Well, this is in a shopping center that debouches onto the access road to Loop 1604 (San Antonio is so big we don't have one loop that goes around the city, but two) and they are doing construction on the intersection of Bandera and 1604. Well, the drive the exits onto the access road was blocked with traffic cones, so you're supposed to go another way. Well, some jackass decided to knock one road cone over and push the other to the side. Now, I understand when cones are moved, stacked to one side so they are out of the way, but there were three other cones standing to block the way!

So the shoppers in the shopping center ignored the standing ones and drove through the construction zone. I got this picture to show you just how bleeding obvious it is that this is a blocked area.

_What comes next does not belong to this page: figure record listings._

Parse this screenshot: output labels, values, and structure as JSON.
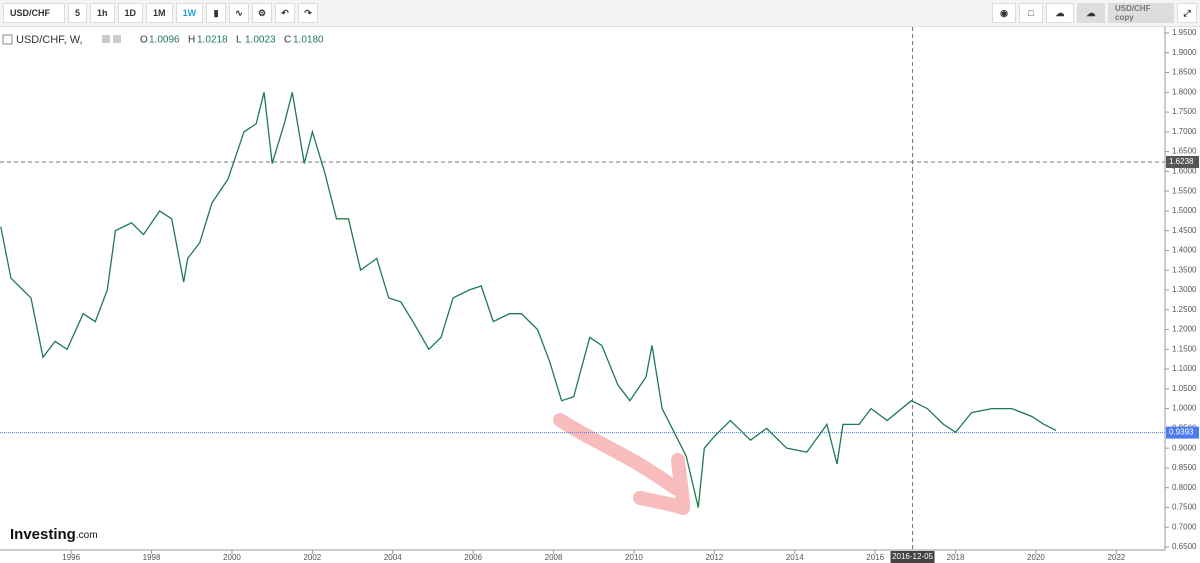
{
  "toolbar": {
    "symbol": "USD/CHF",
    "intervals": [
      "5",
      "1h",
      "1D",
      "1M",
      "1W"
    ],
    "active_interval": 4,
    "layout_name": "USD/CHF copy"
  },
  "legend": {
    "title": "USD/CHF, W,",
    "ohlc": [
      {
        "label": "O",
        "value": "1.0096"
      },
      {
        "label": "H",
        "value": "1.0218"
      },
      {
        "label": "L",
        "value": "1.0023"
      },
      {
        "label": "C",
        "value": "1.0180"
      }
    ]
  },
  "logo": {
    "name": "Investing",
    "suffix": ".com"
  },
  "chart_data": {
    "type": "line",
    "series": [
      {
        "name": "USD/CHF",
        "color": "#1f7a4f",
        "x": [
          1994.25,
          1994.5,
          1994.8,
          1995.0,
          1995.3,
          1995.6,
          1995.9,
          1996.3,
          1996.6,
          1996.9,
          1997.1,
          1997.5,
          1997.8,
          1998.2,
          1998.5,
          1998.8,
          1998.9,
          1999.2,
          1999.5,
          1999.9,
          2000.3,
          2000.6,
          2000.8,
          2001.0,
          2001.3,
          2001.5,
          2001.8,
          2002.0,
          2002.3,
          2002.6,
          2002.9,
          2003.2,
          2003.6,
          2003.9,
          2004.2,
          2004.5,
          2004.9,
          2005.2,
          2005.5,
          2005.9,
          2006.2,
          2006.5,
          2006.9,
          2007.2,
          2007.6,
          2007.9,
          2008.2,
          2008.5,
          2008.9,
          2009.2,
          2009.6,
          2009.9,
          2010.3,
          2010.45,
          2010.7,
          2011.0,
          2011.3,
          2011.6,
          2011.75,
          2012.0,
          2012.4,
          2012.9,
          2013.3,
          2013.8,
          2014.3,
          2014.8,
          2015.05,
          2015.2,
          2015.6,
          2015.9,
          2016.3,
          2016.9,
          2017.3,
          2017.7,
          2018.0,
          2018.4,
          2018.9,
          2019.4,
          2019.9,
          2020.2,
          2020.5
        ],
        "values": [
          1.46,
          1.33,
          1.3,
          1.28,
          1.13,
          1.17,
          1.15,
          1.24,
          1.22,
          1.3,
          1.45,
          1.47,
          1.44,
          1.5,
          1.48,
          1.32,
          1.38,
          1.42,
          1.52,
          1.58,
          1.7,
          1.72,
          1.8,
          1.62,
          1.72,
          1.8,
          1.62,
          1.7,
          1.6,
          1.48,
          1.48,
          1.35,
          1.38,
          1.28,
          1.27,
          1.22,
          1.15,
          1.18,
          1.28,
          1.3,
          1.31,
          1.22,
          1.24,
          1.24,
          1.2,
          1.12,
          1.02,
          1.03,
          1.18,
          1.16,
          1.06,
          1.02,
          1.08,
          1.16,
          1.0,
          0.94,
          0.88,
          0.75,
          0.9,
          0.93,
          0.97,
          0.92,
          0.95,
          0.9,
          0.89,
          0.96,
          0.86,
          0.96,
          0.96,
          1.0,
          0.97,
          1.02,
          1.0,
          0.96,
          0.94,
          0.99,
          1.0,
          1.0,
          0.98,
          0.96,
          0.945
        ]
      }
    ],
    "xlim": [
      1994.23,
      2023.21
    ],
    "xticks": [
      1996,
      1998,
      2000,
      2002,
      2004,
      2006,
      2008,
      2010,
      2012,
      2014,
      2016,
      2018,
      2020,
      2022
    ],
    "ylim": [
      0.65,
      1.95
    ],
    "yticks": [
      {
        "value": 0.65,
        "label": "0.6500"
      },
      {
        "value": 0.7,
        "label": "0.7000"
      },
      {
        "value": 0.75,
        "label": "0.7500"
      },
      {
        "value": 0.8,
        "label": "0.8000"
      },
      {
        "value": 0.85,
        "label": "0.8500"
      },
      {
        "value": 0.9,
        "label": "0.9000"
      },
      {
        "value": 0.95,
        "label": "0.9500"
      },
      {
        "value": 1.0,
        "label": "1.0000"
      },
      {
        "value": 1.05,
        "label": "1.0500"
      },
      {
        "value": 1.1,
        "label": "1.1000"
      },
      {
        "value": 1.15,
        "label": "1.1500"
      },
      {
        "value": 1.2,
        "label": "1.2000"
      },
      {
        "value": 1.25,
        "label": "1.2500"
      },
      {
        "value": 1.3,
        "label": "1.3000"
      },
      {
        "value": 1.35,
        "label": "1.3500"
      },
      {
        "value": 1.4,
        "label": "1.4000"
      },
      {
        "value": 1.45,
        "label": "1.4500"
      },
      {
        "value": 1.5,
        "label": "1.5000"
      },
      {
        "value": 1.55,
        "label": "1.5500"
      },
      {
        "value": 1.6,
        "label": "1.6000"
      },
      {
        "value": 1.65,
        "label": "1.6500"
      },
      {
        "value": 1.7,
        "label": "1.7000"
      },
      {
        "value": 1.75,
        "label": "1.7500"
      },
      {
        "value": 1.8,
        "label": "1.8000"
      },
      {
        "value": 1.85,
        "label": "1.8500"
      },
      {
        "value": 1.9,
        "label": "1.9000"
      },
      {
        "value": 1.95,
        "label": "1.9500"
      }
    ],
    "crosshair": {
      "price": {
        "value": 1.6238,
        "label": "1.6238"
      },
      "date": "2016-12-05"
    },
    "last_price": {
      "value": 0.9393,
      "label": "0.9393",
      "color": "#4a7cf0"
    }
  }
}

Well, you can see obviously that this is blocked from access. However, drivers, believing the driving a land yacht somehow exempts them from having to abide by the basic rules of the road, have decided to not pay attention to the other cones standing up, and drive past.

I'm sure I know what they were thinking, too. "Look at this - they let access through. They must have forgotten to take up the other cones. Oh, look, there's one right here that's all mushed up - they must have it here to keep us from wandering about."

Observe the land yachts going....



And let's not forget this other joker...


blatantly ignoring the situation. Let's pretend the others aren't there so we can drive through this little spot.

This annoyed the living daylights out of me, so I thought I would share it with you. It might have been the fact that this afternoon was almost ninety degrees outside. However, the temperature is supposed to change now that a cool front is coming through, and it is currently in the low sixties.

Enjoy eating that bird, and side of pork.